1. A method for segmenting scenes of a video sequence, performed using a computing device and containing the steps of: obtaining an input video sequence containing video and speech data; perform division of the input video sequence into three data streams: images of faces, text data based on transcribed speech information, and images of content presented in the video sequence; determining features for each frame of the video sequence in each of said data streams; perform vectorization of said features in each of said data streams; carry out normalization of the vector representations obtained in each stream, and subsequent concatenation of the normalized vector representations to obtain a common set of features for each frame of the video sequence in the form of a single vector; defining a distance metric for each data stream as the cosine distance between vectors for face images in the video, and as the Euclidean distance between vectors for text data and content images; calculating, based on the mentioned metrics, the indicator of the general metric for the mentioned single vector characterizing each frame of the video sequence; perform segmentation of the video sequence into contextually related scenes based on comparison of the resulting unified vector representations of frames in vector space, while the division is performed based on exceeding the threshold value of the general metric of vector representations of unified vectors of video frames.

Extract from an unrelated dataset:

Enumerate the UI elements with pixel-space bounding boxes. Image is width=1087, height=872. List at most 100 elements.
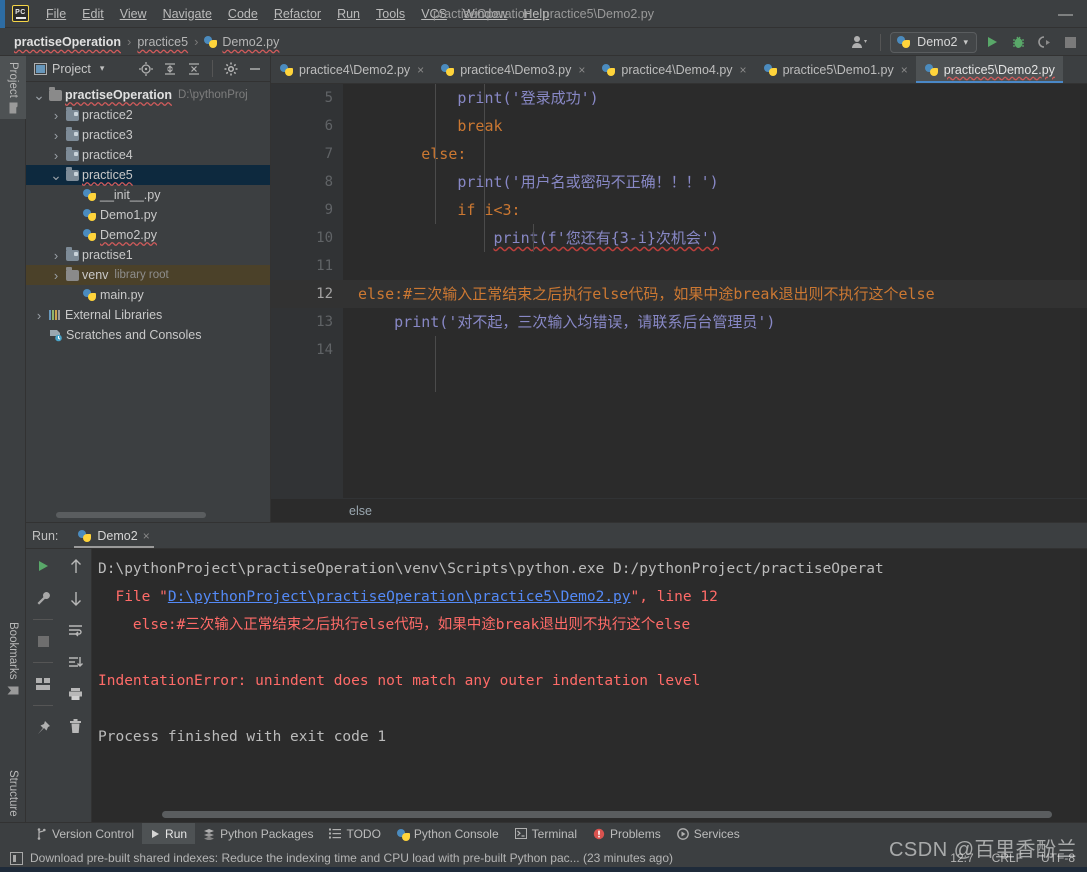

2. The method according to claim 1, in which, based on images of faces, vector representations are formed that characterize at least one of: facial characteristics, gender, age, direction of view, emotions.

3. The method according to claim 2, in which the gestures displayed in the video sequence are additionally recognized.

4. The method according to claim 1, in which the audio characteristics of voices in the video sequence are additionally extracted from the speech data.

5. The method of claim 4, wherein the audio characteristics of the voices include at least one of: pitch, intensity, formants.

6. The method according to claim 1, in which the displayed content is additionally subjected to OCR processing to recognize the presented information.

7. A system for segmenting video scenes, containing at least one processor and memory storing machine-readable instructions, which, when executed by the processor, implement a method for segmenting video scenes according to any one of claims. 1-6.